During their lifetime clients may have invested in many different tax wrappers and needing to ensure they have enough resources in old age may have meant assets, which could have been passed down the generations, have not been.
But there comes a point when sadly clients start to think about taxes on death and controlling who gets their wealth; this is especially true when clients are diagnosed with a terminal illness and become aware of the time they have left to get their affairs in order.
When someone dies the value of all their assets are added together and after deducting any debts and liabilities any excess over their available nil rate band is subject to inheritance tax. Where there is no will, on death assets are distributed in accordance with the rules of intestacy. This could mean that assets don’t pass to the intended beneficiaries; therefore, it is essential that clients ensure that they have a valid will that reflects their wishes.
Next, consider the £3,000 annual exemption and the £250 small gift exemption. If last year’s annual exemption has not been used, then potentially your client can gift £6,000 and while this is not a significant sum it would potentially save £2,400 in inheritance tax (40% x £6,000). Also, gifts of up to £250 can be made to any number of beneficiaries, just remember that it can’t form part of a larger gift and it can’t be combined with the annual exemption.
Where your client has young children then under S11 Inheritance Tax Act 1984 they will be able to make substantial gifts for their children’s maintenance, education or training and it will be immediately outside of their estate.
Michael is terminally ill and has two young sons, Stephen 9 and John 7. Even though Stephen and John attend state schools, with both being young and potentially attending university it is anticipated that the cost of the boys’ maintenance, education and training could be in the range of £20,000 a year for each. So, depending on the choice of university and course, potentially John would require maintenance for 17 years, meaning that Michael could gift £340,000 and it would be outside his estate immediately. Michael could transfer the £340,000 into a trust for Stephen and John and provided the gift is exempt under S11 there would be no inheritance tax implications. There may be IHT charges to pay within the trust if Michael uses a discretionary trust but the tax payable by the trust being 6% is substantially less than the 40% potentially payable by Michael’s estate.
However, when using the section 11 relief, planning is still required. The trust should not continue beyond Stephen and John’s full-time education and the amount of money placed in the trust needs to be calculated carefully. Michael’s executors must be able to demonstrate to HMRC that the trust has been put in place for his sons’ maintenance, education and training needs, and that the gift is not excessive. If HMRC think that the trust fund is excessive for the boys’ needs, then the proportion of the gift classed as “excessive” will not benefit from the section 11 relief.
Where your client has an estate of more than £2m, making lifetime gifts could mean that their estate, on death, benefits from the residence nil rate band. The residence nil rate band was introduced in April 2017 and while there are conditions attached, which means that it may not be available to all, making lifetime gifts shortly before death to bring the estate below £2m could achieve substantial tax savings.

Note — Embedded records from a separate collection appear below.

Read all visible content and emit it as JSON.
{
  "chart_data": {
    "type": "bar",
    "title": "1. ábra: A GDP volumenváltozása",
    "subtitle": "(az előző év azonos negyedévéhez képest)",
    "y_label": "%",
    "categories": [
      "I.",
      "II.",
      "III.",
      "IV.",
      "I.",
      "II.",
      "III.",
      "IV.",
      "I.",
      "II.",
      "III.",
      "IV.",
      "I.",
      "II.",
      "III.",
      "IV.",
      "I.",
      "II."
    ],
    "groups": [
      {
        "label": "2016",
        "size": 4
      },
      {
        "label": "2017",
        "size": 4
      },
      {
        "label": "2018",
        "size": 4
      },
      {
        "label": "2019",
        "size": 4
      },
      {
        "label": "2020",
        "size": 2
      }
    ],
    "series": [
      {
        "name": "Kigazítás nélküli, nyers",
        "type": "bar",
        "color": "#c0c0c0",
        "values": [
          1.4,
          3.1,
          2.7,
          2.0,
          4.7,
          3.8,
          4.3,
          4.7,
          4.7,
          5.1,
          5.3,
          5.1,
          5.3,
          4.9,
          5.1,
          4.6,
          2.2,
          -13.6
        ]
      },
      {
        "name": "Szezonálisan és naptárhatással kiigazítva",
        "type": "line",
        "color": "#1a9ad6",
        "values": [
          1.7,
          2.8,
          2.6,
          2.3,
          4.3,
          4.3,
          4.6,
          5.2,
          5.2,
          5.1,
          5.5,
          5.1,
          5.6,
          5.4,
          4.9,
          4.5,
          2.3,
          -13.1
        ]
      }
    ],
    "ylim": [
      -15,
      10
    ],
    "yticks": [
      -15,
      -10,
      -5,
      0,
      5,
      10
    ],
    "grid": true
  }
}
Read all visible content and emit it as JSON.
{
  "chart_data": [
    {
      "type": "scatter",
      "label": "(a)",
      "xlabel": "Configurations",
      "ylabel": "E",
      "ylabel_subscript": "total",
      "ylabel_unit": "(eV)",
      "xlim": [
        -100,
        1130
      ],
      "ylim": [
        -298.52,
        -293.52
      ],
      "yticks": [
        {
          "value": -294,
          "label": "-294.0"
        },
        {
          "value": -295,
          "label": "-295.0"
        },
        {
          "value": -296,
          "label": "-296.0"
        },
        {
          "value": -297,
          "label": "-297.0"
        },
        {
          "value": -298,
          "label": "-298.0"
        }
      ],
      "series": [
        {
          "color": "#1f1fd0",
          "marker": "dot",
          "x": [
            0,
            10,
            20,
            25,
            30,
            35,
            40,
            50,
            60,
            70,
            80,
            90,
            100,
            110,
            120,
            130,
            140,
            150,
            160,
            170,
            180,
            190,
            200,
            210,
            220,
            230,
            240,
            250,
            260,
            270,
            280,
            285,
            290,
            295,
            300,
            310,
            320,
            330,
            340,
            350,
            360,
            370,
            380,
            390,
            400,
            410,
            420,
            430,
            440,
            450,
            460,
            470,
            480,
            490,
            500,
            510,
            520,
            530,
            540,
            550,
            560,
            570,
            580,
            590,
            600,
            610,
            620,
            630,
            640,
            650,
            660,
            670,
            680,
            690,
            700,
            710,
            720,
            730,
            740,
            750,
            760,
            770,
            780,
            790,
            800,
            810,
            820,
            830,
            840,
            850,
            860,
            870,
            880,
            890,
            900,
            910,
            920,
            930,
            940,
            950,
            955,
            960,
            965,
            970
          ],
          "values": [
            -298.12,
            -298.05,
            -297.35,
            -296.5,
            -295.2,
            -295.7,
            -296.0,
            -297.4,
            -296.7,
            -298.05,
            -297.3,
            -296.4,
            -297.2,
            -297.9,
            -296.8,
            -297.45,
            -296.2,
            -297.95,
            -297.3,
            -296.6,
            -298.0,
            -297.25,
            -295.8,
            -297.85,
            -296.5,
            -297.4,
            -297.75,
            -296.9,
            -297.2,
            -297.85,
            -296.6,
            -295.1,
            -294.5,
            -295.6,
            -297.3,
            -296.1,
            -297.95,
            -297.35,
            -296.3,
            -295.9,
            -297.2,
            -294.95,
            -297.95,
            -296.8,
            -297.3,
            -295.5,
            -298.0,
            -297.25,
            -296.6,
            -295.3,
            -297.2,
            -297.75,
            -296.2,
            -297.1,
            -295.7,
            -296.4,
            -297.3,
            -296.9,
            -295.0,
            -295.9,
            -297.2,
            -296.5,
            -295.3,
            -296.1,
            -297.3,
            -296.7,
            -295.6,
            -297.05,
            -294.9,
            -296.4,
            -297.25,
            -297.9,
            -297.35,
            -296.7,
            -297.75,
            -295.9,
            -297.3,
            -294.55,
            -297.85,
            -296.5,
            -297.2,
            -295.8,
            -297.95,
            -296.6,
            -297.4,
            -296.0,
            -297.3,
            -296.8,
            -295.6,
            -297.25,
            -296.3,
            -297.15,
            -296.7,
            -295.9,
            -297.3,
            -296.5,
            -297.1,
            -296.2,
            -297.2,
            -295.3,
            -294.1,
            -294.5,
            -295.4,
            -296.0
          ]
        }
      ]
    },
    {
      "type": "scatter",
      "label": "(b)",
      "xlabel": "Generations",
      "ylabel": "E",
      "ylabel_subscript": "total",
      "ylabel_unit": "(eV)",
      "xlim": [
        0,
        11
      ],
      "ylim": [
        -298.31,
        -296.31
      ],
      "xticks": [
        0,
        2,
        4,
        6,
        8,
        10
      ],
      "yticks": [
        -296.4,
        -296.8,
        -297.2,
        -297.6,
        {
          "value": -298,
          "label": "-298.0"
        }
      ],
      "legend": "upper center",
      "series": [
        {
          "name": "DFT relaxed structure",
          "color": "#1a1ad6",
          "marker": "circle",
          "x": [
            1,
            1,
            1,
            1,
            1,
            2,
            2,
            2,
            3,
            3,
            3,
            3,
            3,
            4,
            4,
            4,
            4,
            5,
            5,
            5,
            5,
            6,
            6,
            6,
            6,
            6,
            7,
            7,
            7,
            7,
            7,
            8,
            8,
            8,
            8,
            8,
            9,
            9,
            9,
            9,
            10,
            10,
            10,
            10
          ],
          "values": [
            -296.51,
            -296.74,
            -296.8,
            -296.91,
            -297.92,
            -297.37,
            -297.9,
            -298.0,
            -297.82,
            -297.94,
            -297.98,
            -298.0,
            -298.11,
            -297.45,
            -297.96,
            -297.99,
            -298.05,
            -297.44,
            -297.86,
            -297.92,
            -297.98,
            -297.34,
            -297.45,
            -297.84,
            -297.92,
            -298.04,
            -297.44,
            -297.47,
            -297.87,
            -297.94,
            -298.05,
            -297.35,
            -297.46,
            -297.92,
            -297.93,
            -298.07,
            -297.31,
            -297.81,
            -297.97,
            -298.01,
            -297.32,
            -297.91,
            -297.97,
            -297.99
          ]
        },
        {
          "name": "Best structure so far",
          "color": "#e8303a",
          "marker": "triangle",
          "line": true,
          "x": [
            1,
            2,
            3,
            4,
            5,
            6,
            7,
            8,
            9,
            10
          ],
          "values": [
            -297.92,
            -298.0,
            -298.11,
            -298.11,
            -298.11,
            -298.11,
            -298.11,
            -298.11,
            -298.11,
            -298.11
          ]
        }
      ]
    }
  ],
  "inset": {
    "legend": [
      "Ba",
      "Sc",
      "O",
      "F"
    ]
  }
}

Just remember that the gifts themselves will probably have a seven-year clock, unless exempt, so will remain chargeable to inheritance tax.
As the £2m is based on the value of the assets owned at the time of death if, for example, your client has an investment bond which has provided them with an income, during lifetime, by gifting this shortly before their death could ensure that their estate potentially benefits from the residence nil rate band.
With the residence nil rate band currently being £175,000, for 2020/21, a saving of £70,000 inheritance tax could be achieved.
Finally, clients could consider investing in assets that qualify for business relief and provided they have owned the assets for two years before their death there is no inheritance tax. However, normally these assets are riskier and just remember that as the asset is still owned on death it is included in the calculation for the residence nil rate band £2m threshold.
Another issue when advising clients at the later stages of life is whether the client has mental capacity. Where the client has lost mental capacity and you are dealing with an attorney there is a misconception that attorneys can step into the donor’s shoes and gift; however, attorneys can only make gifts within strict limits.
An attorney can make gifts to cover the annual and small gifts exemptions when the donor:
- has a life expectancy of less than five years,
- their estate is worth more than the £325,000 nil rate band,
- the gifts are affordable, considering the donor’s care costs,
- the gift will not adversely affect their standard of care and quality of life and
- there is no evidence that the donor would be opposed to the gifts being made.
Where an attorney wants to make a gift, which is beyond their powers they need the sanction of the Court of Protection.
So, if you are unsure about your client’s mental capacity it might be best to arrange a mental capacity assessment by a GP or psychiatrist to find out whether they can make their own decisions. Such an assessment may be especially important when deciding whether to give gifts of value like the S11 relief mentioned previously.
While successful IHT planning is difficult to achieve for clients with short life expectancies, coupled with the fact that inheritance tax savings may not be the first thing they are thinking about there are still planning opportunities that can be offered. However, these do not outweigh the case for taking advice well before ill health occurs.